Here is a contrived example that describes two options which have similar names that demonstrates the importance of group handling. Configuration items as follows:

database_connection = foo

connection = bar



This is not something that has to be done in oslo.config. Individual services could manage their own environment checking, but that’s not really in keeping with the oslo principles nor the consistency goals of OpenStack.

In some circumstances an Opt could set a default that reads from the environment using default=os.environ.get('SOMETHING') but this has a critical disadvantage: The environment variable is only used if the option is not already set in the configuration. Ideally the environment variable should override configuration.
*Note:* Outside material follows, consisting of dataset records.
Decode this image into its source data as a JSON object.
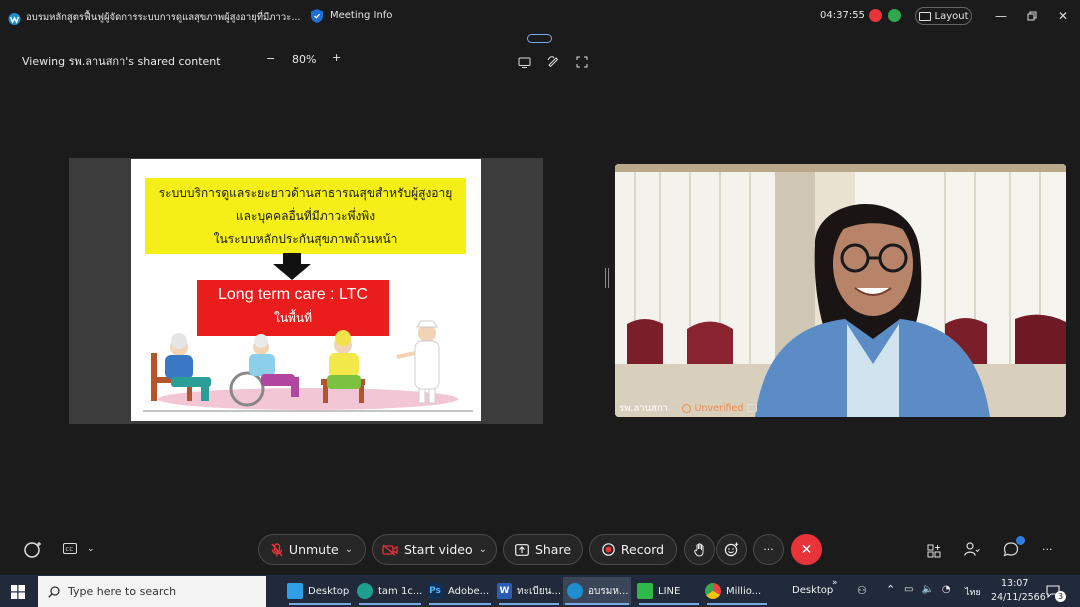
{
  "titlebar": {
    "meeting_title": "อบรมหลักสูตรฟื้นฟูผู้จัดการระบบการดูแลสุขภาพผู้สูงอายุที่มีภาวะ...",
    "meeting_info": "Meeting Info",
    "clock": "04:37:55",
    "layout": "Layout"
  },
  "share": {
    "viewing": "Viewing รพ.ลานสกา's shared content",
    "zoom": "80%",
    "minus": "−",
    "plus": "+"
  },
  "slide": {
    "line1": "ระบบบริการดูแลระยะยาวด้านสาธารณสุขสำหรับผู้สูงอายุ",
    "line2": "และบุคคลอื่นที่มีภาวะพึ่งพิง",
    "line3": "ในระบบหลักประกันสุขภาพถ้วนหน้า",
    "ltc_title": "Long term care : LTC",
    "ltc_sub": "ในพื้นที่"
  },
  "video": {
    "participant_name": "รพ.ลานสกา",
    "status": "Unverified"
  },
  "controls": {
    "unmute": "Unmute",
    "start_video": "Start video",
    "share": "Share",
    "record": "Record",
    "more": "···"
  },
  "taskbar": {
    "search_placeholder": "Type here to search",
    "items": [
      "Desktop",
      "tam 1c...",
      "Adobe...",
      "ทะเบียน...",
      "อบรมห...",
      "LINE",
      "Millio..."
    ],
    "desktop_label": "Desktop",
    "lang": "ไทย",
    "time": "13:07",
    "date": "24/11/2566",
    "notif_count": "3"
  },
  "colors": {
    "accent_blue": "#2f7de1",
    "end_red": "#e8333a",
    "slide_yellow": "#f6ee17",
    "slide_red": "#ea1c1c"
  }
}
Another way to do this would be to add another parameter to Opt named envvar. If set, the value would be used to override the automatically generated environment variable name (as described above). This is considered undesirable as it made lead to published inconsistencies in variable naming.

Impact on Existing APIs

See above.

Security impact

There’s a slim chance that service behavior could change if pre-existing environment variables are present that happen to match the naming scheme described here.

Performance Impact

No significant performance impact is expected. Querying the environment is quick and the querying is done as needed, not for all possible configuration values.

Configuration Impact

No new options will be added when registering options. Support for environment variable-based overrides will be automatic.

Developer Impact

Developers will have an additional customization option available.

Testing Impact

Additional unit tests will be required to cover the added functionality.



Primary assignee:


Other contributors:



..TODO(cdent): figure this out

Work Items

  • Implement the new ConfigurationSource driver.
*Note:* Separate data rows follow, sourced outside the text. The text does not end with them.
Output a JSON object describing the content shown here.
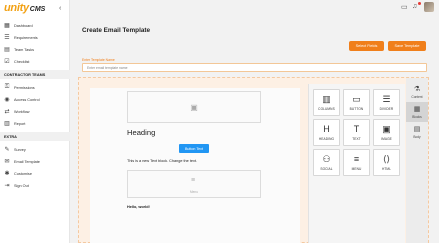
{
  "brand": {
    "logo_main": "unity",
    "logo_suffix": "CMS",
    "accent": "#f07f1b"
  },
  "sidebar": {
    "items": [
      {
        "label": "Dashboard",
        "icon": "dashboard-icon"
      },
      {
        "label": "Requirements",
        "icon": "requirements-icon"
      },
      {
        "label": "Team Tasks",
        "icon": "tasks-icon"
      },
      {
        "label": "Checklist",
        "icon": "checklist-icon"
      }
    ],
    "section_contractor": "CONTRACTOR TEAMS",
    "contractor_items": [
      {
        "label": "Permissions",
        "icon": "permissions-icon"
      },
      {
        "label": "Access Control",
        "icon": "access-control-icon"
      },
      {
        "label": "Workflow",
        "icon": "workflow-icon"
      },
      {
        "label": "Report",
        "icon": "report-icon"
      }
    ],
    "section_extra": "EXTRA",
    "extra_items": [
      {
        "label": "Survey",
        "icon": "survey-icon"
      },
      {
        "label": "Email Template",
        "icon": "email-icon"
      },
      {
        "label": "Customise",
        "icon": "customise-icon"
      },
      {
        "label": "Sign Out",
        "icon": "sign-out-icon"
      }
    ]
  },
  "page": {
    "title": "Create Email Template",
    "select_fields": "Select Fields",
    "save_template": "Save Template",
    "template_name_label": "Enter Template Name",
    "template_name_placeholder": "Enter email template name"
  },
  "canvas": {
    "heading": "Heading",
    "button_text": "Button Text",
    "text_block": "This is a new Text block. Change the text.",
    "menu_label": "Menu",
    "hello": "Hello, world!"
  },
  "blocks": [
    {
      "label": "COLUMNS",
      "icon": "columns-icon"
    },
    {
      "label": "BUTTON",
      "icon": "button-icon"
    },
    {
      "label": "DIVIDER",
      "icon": "divider-icon"
    },
    {
      "label": "HEADING",
      "icon": "heading-icon"
    },
    {
      "label": "TEXT",
      "icon": "text-icon"
    },
    {
      "label": "IMAGE",
      "icon": "image-icon"
    },
    {
      "label": "SOCIAL",
      "icon": "social-icon"
    },
    {
      "label": "MENU",
      "icon": "menu-icon"
    },
    {
      "label": "HTML",
      "icon": "html-icon"
    }
  ],
  "tabs": [
    {
      "label": "Content",
      "icon": "content-icon"
    },
    {
      "label": "Blocks",
      "icon": "blocks-icon"
    },
    {
      "label": "Body",
      "icon": "body-icon"
    }
  ]
}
  • Integrate it as a default driver.

  • Update documentation.

  • Update the sample configuration generator to include the variable names.

  • Update the documentation generator to include the variable names.



Documentation Impact

The documentation will need to be updated to indicate that each option can be overridden with an environment variable and to describe how the name of the variable will be generated.


This implementation is dependent on the emerging drivers functionality in oslo.config.



This work is licensed under a Creative Commons Attribution 3.0 Unported License.